A committee of 11 members is to be formed out of 8 males and 5 females. If \( m \) is the number of ways the committee is formed with at least 6 males and \( n \) is the number of ways with at least 3 females, then:

• A. \( n = m - 8 \)
• B. \( m = n = 78 \)
• C. \( m = n = 68 \)
• D. \( m + n = 68 \)

Hint:

For combinatorics problems involving committees, break down the problem by considering all possible cases and apply the binomial coefficient to calculate the number of ways.

Answer 1

The Correct Option is B

We need to calculate \( m \) and \( n \).
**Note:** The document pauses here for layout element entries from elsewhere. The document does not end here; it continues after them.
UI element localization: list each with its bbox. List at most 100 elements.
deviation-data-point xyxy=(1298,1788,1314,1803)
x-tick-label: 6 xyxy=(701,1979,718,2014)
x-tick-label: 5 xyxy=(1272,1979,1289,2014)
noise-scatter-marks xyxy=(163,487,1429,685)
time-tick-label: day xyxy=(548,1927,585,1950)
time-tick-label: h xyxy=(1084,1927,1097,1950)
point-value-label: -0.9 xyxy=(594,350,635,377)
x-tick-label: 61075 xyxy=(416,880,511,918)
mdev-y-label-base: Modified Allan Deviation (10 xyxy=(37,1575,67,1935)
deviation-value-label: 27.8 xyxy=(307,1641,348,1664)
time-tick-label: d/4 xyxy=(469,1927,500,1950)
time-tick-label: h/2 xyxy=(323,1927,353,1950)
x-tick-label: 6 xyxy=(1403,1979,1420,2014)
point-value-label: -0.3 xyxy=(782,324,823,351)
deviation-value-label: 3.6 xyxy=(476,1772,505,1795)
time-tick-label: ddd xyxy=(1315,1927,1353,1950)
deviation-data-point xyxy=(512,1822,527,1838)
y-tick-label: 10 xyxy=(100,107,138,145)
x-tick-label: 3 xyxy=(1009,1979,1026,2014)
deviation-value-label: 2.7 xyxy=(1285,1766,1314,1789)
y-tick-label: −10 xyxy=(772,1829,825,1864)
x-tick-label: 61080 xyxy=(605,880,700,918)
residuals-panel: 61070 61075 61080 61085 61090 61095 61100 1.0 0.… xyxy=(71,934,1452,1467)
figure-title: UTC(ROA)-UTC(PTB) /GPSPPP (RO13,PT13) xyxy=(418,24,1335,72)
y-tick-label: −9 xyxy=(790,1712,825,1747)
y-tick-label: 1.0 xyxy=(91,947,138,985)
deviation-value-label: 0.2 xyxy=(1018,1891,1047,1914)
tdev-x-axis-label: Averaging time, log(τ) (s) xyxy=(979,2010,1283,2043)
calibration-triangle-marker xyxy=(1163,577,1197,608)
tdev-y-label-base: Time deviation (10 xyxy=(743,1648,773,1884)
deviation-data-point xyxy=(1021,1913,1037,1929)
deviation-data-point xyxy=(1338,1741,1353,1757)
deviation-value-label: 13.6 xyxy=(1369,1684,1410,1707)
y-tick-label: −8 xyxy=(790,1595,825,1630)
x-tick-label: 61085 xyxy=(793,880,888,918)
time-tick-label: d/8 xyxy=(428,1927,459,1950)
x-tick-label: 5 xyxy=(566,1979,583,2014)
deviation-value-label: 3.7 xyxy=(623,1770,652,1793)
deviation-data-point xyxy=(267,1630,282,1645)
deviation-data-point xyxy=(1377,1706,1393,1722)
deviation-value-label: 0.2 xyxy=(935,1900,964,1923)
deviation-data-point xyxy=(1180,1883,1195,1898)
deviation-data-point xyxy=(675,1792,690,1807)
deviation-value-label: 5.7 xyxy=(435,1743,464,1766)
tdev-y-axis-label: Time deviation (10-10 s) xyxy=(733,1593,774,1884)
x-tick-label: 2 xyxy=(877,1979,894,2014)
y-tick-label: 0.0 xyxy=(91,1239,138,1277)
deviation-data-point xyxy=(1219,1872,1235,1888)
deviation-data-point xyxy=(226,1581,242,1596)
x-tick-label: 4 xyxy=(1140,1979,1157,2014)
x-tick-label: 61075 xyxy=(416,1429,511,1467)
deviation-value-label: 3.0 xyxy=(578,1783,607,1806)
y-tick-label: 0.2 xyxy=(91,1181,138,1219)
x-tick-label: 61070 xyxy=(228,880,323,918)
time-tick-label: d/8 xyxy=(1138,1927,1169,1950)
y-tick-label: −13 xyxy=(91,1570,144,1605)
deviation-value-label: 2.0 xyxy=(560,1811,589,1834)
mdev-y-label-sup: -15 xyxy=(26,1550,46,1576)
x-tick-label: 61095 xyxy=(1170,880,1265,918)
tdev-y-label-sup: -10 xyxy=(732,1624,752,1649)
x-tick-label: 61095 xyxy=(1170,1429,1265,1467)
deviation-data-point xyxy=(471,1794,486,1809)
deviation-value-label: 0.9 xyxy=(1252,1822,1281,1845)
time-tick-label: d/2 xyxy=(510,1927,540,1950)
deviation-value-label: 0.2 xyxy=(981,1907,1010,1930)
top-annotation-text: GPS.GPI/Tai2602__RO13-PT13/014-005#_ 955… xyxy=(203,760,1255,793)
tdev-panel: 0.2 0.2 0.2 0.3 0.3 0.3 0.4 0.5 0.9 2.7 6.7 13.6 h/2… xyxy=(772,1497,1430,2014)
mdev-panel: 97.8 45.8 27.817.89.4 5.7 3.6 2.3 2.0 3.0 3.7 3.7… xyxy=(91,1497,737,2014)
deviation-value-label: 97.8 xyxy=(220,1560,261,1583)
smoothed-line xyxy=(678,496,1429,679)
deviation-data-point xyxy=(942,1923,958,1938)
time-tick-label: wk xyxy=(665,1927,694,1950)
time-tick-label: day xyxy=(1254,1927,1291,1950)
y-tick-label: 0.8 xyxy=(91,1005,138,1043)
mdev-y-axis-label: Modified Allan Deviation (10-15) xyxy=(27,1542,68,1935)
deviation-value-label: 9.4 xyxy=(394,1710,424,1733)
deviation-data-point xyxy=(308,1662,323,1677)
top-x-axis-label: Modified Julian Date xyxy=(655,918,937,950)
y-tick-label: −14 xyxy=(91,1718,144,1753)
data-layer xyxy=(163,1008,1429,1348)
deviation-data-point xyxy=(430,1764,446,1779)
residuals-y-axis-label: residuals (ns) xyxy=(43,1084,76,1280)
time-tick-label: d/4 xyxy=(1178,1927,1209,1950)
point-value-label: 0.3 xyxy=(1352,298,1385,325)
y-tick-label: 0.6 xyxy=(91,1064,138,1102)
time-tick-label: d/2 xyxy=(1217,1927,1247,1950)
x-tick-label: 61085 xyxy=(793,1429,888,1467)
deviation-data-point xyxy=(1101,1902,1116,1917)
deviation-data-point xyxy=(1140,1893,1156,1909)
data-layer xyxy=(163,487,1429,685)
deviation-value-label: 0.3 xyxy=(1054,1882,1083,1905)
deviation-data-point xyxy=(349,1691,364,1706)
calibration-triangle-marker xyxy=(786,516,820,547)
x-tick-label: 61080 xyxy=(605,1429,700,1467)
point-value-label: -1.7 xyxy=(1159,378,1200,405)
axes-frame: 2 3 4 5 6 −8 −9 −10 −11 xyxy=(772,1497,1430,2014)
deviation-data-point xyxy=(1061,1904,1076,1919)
Step 1: Calculate the number of ways to form the committee with at least 6 males. The possible cases are: - 6 males and 5 females: \[ \binom{8}{6} \times \binom{5}{5} = 28 \times 1 = 28 \] - 7 males and 4 females: \[ \binom{8}{7} \times \binom{5}{4} = 8 \times 5 = 40 \] - 8 males and 3 females: \[ \binom{8}{8} \times \binom{5}{3} = 1 \times 10 = 10 \] Thus, the total number of ways to form the committee with at least 6 males is: \[ m = 28 + 40 + 10 = 78. \] Step 2: Calculate the number of ways to form the committee with at least 3 females. The possible cases are: - 8 males and 3 females: \[ \binom{8}{8} \times \binom{5}{3} = 1 \times 10 = 10 \] - 7 males and 4 females: \[ \binom{8}{7} \times \binom{5}{4} = 8 \times 5 = 40 \] - 6 males and 5 females: \[ \binom{8}{6} \times \binom{5}{5} = 28 \times 1 = 28 \] Thus, the total number of ways to form the committee with at least 3 females is: \[ n = 10 + 40 + 28 = 78. \] Step 3: Conclusion. Since both \( m \) and \( n \) are 78, the correct answer is \( m = n = 78 \).